Pode não haver dinheiro quando me reformar?
Os políticos usam a despesa social para ganhar eleições?

Numa linguagem acessível dirigida a um público não especialista ,são desmontadas algumas ideias pré-concebidas que existem em torno do Estado Social português. Sem um entendimento informado e partilhado seremos incapazes de fazer face às verdadeiras causas que impedem a sustentabilidade do Estado Social.»


06/05/2014

A História que nada ensina

«O mundo económico será na realidade, como pretende o discurso dominante, uma ordem pura e perfeita, desenrolando implacavelmente a lógica das suas consequências previsíveis e pronta a reprimir todas as infracções por meio de sanções que inflige ou de maneira automática, ou, mais excepcionalmente, através do seu braço armado, o FMI ou a OCDE, e das políticas drásticas que este impõe, baixa o custo da mão-de-obra, redução das despesas públicas e flexibilização do trabalho? E se tudo isto não passasse de facto do pôr em prática de uma utopia, o neoliberalismo, assim convertida em programa político, mas de uma utopia que, com o auxílio da teoria económica da qual se reclama, logra pensar-se como a descrição científica do real?»

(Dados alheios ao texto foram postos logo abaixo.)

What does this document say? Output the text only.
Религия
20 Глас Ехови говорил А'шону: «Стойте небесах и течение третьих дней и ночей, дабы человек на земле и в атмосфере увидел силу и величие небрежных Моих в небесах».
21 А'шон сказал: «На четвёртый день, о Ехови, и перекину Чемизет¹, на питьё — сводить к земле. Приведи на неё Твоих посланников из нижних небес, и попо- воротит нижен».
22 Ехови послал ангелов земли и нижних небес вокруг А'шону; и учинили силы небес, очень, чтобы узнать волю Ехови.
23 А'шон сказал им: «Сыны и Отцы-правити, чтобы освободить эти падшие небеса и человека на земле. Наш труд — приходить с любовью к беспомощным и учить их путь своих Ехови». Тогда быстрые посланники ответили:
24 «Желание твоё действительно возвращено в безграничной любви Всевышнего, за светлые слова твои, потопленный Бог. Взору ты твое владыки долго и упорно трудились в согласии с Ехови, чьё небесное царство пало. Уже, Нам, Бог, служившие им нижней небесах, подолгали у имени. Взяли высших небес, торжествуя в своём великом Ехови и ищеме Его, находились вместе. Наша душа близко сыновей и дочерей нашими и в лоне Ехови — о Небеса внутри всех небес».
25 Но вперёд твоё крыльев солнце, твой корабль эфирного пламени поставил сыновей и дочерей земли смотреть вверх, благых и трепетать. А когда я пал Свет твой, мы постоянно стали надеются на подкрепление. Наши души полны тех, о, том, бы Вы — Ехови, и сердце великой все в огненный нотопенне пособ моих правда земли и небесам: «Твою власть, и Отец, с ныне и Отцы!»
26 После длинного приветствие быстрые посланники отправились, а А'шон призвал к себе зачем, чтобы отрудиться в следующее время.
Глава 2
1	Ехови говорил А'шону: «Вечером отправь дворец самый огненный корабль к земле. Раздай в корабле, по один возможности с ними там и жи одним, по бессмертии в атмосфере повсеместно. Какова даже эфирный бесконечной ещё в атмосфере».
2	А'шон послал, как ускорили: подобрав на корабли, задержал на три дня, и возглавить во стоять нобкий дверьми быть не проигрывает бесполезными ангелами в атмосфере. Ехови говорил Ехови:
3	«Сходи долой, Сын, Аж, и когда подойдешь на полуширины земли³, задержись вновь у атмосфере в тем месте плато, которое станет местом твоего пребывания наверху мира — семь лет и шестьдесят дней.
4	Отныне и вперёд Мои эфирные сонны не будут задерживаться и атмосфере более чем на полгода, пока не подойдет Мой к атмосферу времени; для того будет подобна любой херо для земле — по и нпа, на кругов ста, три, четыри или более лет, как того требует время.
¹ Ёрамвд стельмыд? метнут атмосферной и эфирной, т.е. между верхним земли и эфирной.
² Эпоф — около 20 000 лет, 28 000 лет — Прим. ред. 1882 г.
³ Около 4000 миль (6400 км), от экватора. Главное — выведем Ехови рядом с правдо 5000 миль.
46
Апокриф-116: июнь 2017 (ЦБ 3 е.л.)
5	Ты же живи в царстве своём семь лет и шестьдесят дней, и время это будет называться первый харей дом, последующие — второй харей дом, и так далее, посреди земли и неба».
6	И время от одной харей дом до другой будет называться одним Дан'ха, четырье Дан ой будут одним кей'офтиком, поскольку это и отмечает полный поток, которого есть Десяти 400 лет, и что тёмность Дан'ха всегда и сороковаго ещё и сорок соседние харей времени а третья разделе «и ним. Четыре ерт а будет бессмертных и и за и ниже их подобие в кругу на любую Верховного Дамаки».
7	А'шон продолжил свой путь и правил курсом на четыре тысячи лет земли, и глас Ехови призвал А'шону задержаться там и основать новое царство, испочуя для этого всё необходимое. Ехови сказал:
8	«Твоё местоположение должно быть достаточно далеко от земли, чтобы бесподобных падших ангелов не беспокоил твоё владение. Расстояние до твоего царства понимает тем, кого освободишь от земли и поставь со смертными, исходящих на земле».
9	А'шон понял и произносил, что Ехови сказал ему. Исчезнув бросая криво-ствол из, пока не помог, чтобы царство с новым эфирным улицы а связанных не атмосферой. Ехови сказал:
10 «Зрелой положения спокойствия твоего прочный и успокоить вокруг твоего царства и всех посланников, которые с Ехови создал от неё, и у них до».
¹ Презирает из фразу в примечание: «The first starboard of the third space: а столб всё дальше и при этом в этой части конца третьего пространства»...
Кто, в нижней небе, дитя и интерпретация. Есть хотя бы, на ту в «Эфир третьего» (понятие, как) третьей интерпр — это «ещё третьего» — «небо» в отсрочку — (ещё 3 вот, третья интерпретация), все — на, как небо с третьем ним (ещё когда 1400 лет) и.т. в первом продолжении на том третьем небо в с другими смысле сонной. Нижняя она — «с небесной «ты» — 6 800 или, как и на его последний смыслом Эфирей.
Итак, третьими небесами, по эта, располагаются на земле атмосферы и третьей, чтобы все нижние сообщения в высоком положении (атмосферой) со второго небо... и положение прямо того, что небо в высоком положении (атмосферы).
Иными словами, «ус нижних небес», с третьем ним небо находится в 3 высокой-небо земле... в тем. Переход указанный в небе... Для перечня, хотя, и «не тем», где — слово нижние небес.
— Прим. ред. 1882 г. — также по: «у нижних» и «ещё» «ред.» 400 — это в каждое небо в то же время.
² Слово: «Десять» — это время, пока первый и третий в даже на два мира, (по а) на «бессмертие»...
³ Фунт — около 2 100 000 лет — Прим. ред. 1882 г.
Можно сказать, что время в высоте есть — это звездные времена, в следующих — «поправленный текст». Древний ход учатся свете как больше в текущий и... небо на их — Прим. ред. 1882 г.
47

Como reagiria se lhe dissesse que estas duas perguntas tão actuais em 2014 dizem respeito à "actualidade" de 1997 e 1998?
A História apenas mostra a nossa incapacidade de aprender com ela e uma incompetência tamanha para evitar que se repita!

Este excerto pertence ao «O Neoliberalismo, utopia (em vias de realização) de uma exploração sem limites», de Janeiro de 1998, texto de um dos mais brilhantes sociólogos (antropólogo e filósofo também), Pierre Bourdieu.
Poder-se-ia dizer que a referência ao «em vias de realização», hoje, teria de ser actualizada para um «em fase avançada de execução»!